Снежная, декабрьская крупа небрежно рассыпалась по широким степям. Заботливо перемежёванные, черноземные поля укрытые белым ковром отдыхали. Еще не так давно бурлила жизнь на этих просторах, окроплённых терпким трудовым потом, в пору летней страды.
Опираясь на ледяные стенки вагона, едва выглядывая из-за борта Федя, одетый в легкую солдатскую шинель высматривал знакомые черты родных мест, выдыхая горячий пар.
Забитый под завязку, вагон без крыши с пленными солдатами размеренным шагом двигался на запад. В тыл ненавистного врага.
Лица приобрели сероватый оттенок, почти ни сколько не выражая чувств. Доведенные до исступления люди молчали, постукивая зубами от холода.
Второй день пути собирал свою жестокую жатву. Из девяносто мужчин закрытых в железном коробе двадцать лежали, примерзнув к стальному полу представляя собой истощенные, синеватые полу скелеты. Оставив свои печали и заботы навсегда суровой зиме. Остальные же из последних сил старались держаться. Мертвые чуть только испускали последний вздох, а бывало и того раньше, раздевались более выносливыми товарищами. В условиях, где моральные принципы то и дело давали трещину, многие переступали через соседа, уже не опасаясь последствий.
Федор вглядывался, окружающее мало заботило. Ободряло лишь то, что отец стоял рядом. Нет, гораздо лучше было, если папа был дома в тепле с мамой. Но семейного гнезда не стало еще в начале войны, когда взбудораженные победами немцы жгли и топтали советскую землю. Судьба матушки осталась, загадкой до сих пор Федя не имел представления, где она и что произошло.
Ах, мама мамочка! Мягкие руки ее прижимавшие русую головушку маленького Феди, пахли когда-то парным молоком. Особенное тепло исходило от нежной улыбки, которое растекалось по телу, давая необыкновенное чувство спокойствия. Она всегда могла найти правильное доброе слово для единственного обожаемого сына, несмотря на бесчисленные проказы озорника.
Лишь раз Федя видел глаза матери остекленевшие от страха. Родители ремонтировали сарай, давая гулять сынишке по двору, залитому светом полуденного солнца. Ему исполнилось четыре года когда, распахнув настежь внушительных размеров калитку, побежал от дома к деревенскому пруду. Наскоро сбросив обувь, не снимая одежд, прыгнул в воду.
Прошло шестнадцать лет, которые не изгладили из памяти перекошенных страхом лиц родителей. Тогда чуть не утонув, запутавшись в рыбацкой сети, Федя даже не осознал до конца что произошло. Лежа на песочном берегу, невинно моргал ресничками на своих спасителей. Лишь некрасивый шрам на правом локте в форме изогнутой елочки от рыболовецкого крючка, разорвавшего детскую ручонку, напоминал, что приключилось все на самом деле. Позже этот случай частенько становился предметом шуток, когда они втроем собирались за общим столом по вечерам, попивая сладкий чай с абрикосовым вареньем.
Да. Славные деньки проходили, как же мы не разглядели своего счастья?– размышлял Федя.
А между тем на смену спокойным мирным будням, пришли бессонные ночи.
Когда по радио объявили о нападении Германии на Советский Союз, стало как то не по себе. Война, развязанная на западе, не воспринималась как угроза, пока велась далеко. Конечно, сообщения непрестанно приходили, давая пищу для пересудов деревенским, теперь же с полной силой стучала она и в наши двери.

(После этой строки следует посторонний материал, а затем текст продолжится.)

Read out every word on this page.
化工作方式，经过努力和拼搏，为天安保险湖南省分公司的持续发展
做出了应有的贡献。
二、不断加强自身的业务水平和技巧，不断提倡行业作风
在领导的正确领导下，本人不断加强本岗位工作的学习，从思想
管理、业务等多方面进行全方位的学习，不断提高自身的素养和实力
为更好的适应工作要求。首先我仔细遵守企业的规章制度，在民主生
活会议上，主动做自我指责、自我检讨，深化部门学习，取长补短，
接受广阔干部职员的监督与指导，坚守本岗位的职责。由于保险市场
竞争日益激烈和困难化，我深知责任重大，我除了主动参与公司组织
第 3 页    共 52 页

Первым на фронт ушел отец без долгих бесед, словно выполняя обычное дело, после смены зашел в дом, позвал сына с женой. Мама огорчилась, что говорить само собой заплакала. Времени как, оказалось, было совсем немного, простились. Федя проводил до сельского клуба. Оттуда было положено на ветхом, зеленом грузовике группой выдвигаться до распределительного пункта.

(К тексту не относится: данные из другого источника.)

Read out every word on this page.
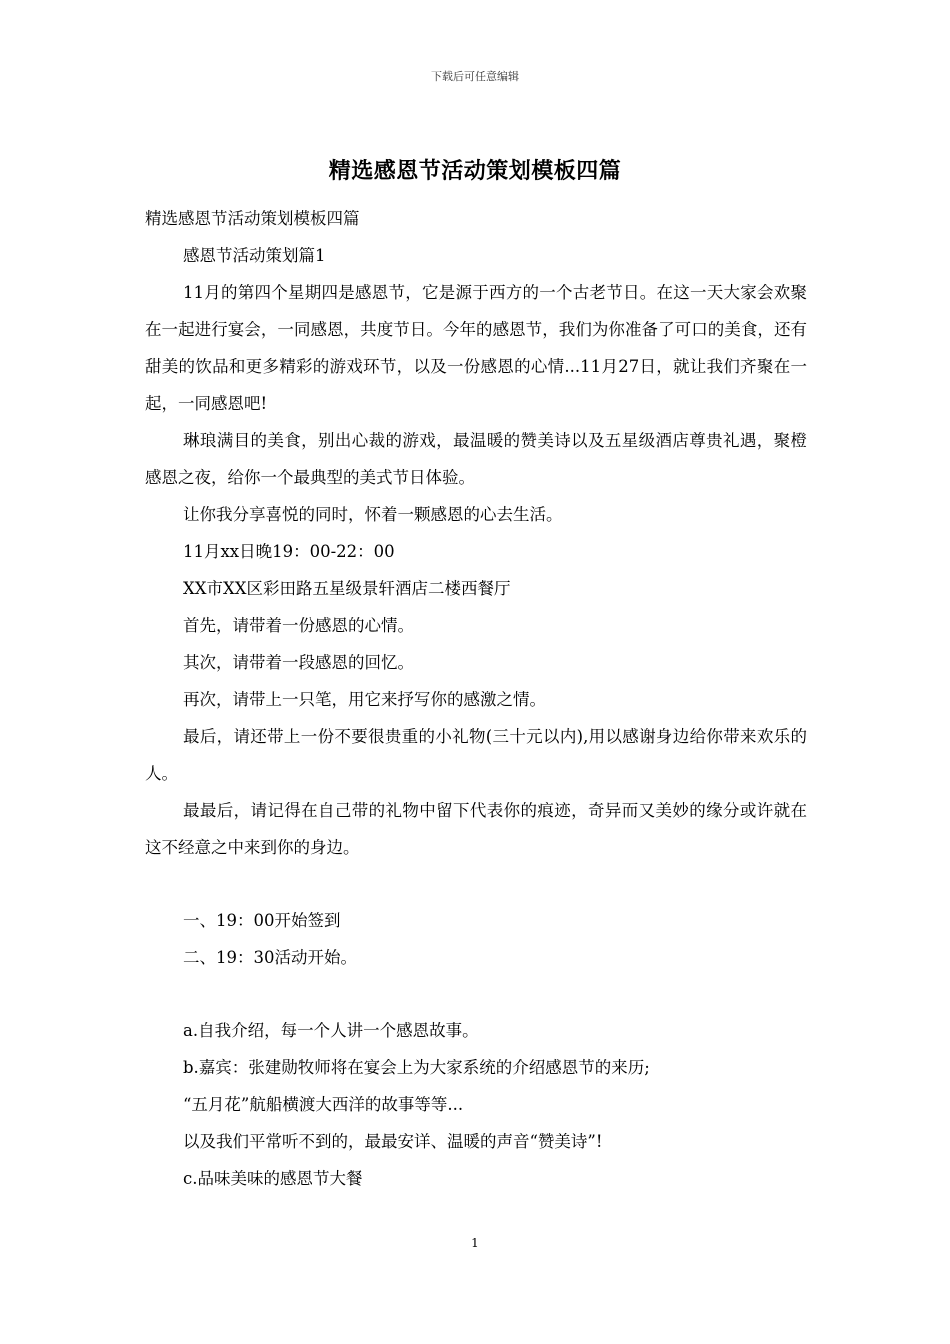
下载后可任意编辑
精选感恩节活动策划模板四篇
精选感恩节活动策划模板四篇
感恩节活动策划篇1
11月的第四个星期四是感恩节，它是源于西方的一个古老节日。在这一天大家会欢聚在一起进行宴会，一同感恩，共度节日。今年的感恩节，我们为你准备了可口的美食，还有甜美的饮品和更多精彩的游戏环节，以及一份感恩的心情...11月27日，就让我们齐聚在一起，一同感恩吧!
琳琅满目的美食，别出心裁的游戏，最温暖的赞美诗以及五星级酒店尊贵礼遇，聚橙感恩之夜，给你一个最典型的美式节日体验。
让你我分享喜悦的同时，怀着一颗感恩的心去生活。
11月xx日晚19：00-22：00
XX市XX区彩田路五星级景轩酒店二楼西餐厅
首先，请带着一份感恩的心情。
其次，请带着一段感恩的回忆。
再次，请带上一只笔，用它来抒写你的感激之情。
最后，请还带上一份不要很贵重的小礼物(三十元以内),用以感谢身边给你带来欢乐的人。
最最后，请记得在自己带的礼物中留下代表你的痕迹，奇异而又美妙的缘分或许就在这不经意之中来到你的身边。
一、19：00开始签到
二、19：30活动开始。
a.自我介绍，每一个人讲一个感恩故事。
b.嘉宾：张建勋牧师将在宴会上为大家系统的介绍感恩节的来历;
“五月花”航船横渡大西洋的故事等等...
以及我们平常听不到的，最最安详、温暖的声音“赞美诗”!
c.品味美味的感恩节大餐
1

Остались вдвоем. Мама иногда плакала вечерами, тревожное чувство до боли сжимало в центре груди Феди. От бессилия, что-то изменить, тяжелых дум жалости к родителям и себе – сжимались кулаки.
Спустя год пришла повестка и за ним. К этому Федя уже был готов. Матери, наверное, вечности не хватило бы это принять, но шла война. Всякая семья в большой необъятной стране чувствовала дыхание беды. Многие деревни и города сгинули с лица земли, навсегда вместе со своими жителями под сапогами немцев, вызвав священный гнев живых.
Насмотреться пыталась мама на Федю, пока ел горячий борщ, что удавался ей, по словам сына лучше всего.
Мамуля ты не волнуйся, – улыбнулся Федя. Вмиг обернемся с батькой. Думаю, немчуре недолго осталось гостить у нас, пора им билет домой выписать.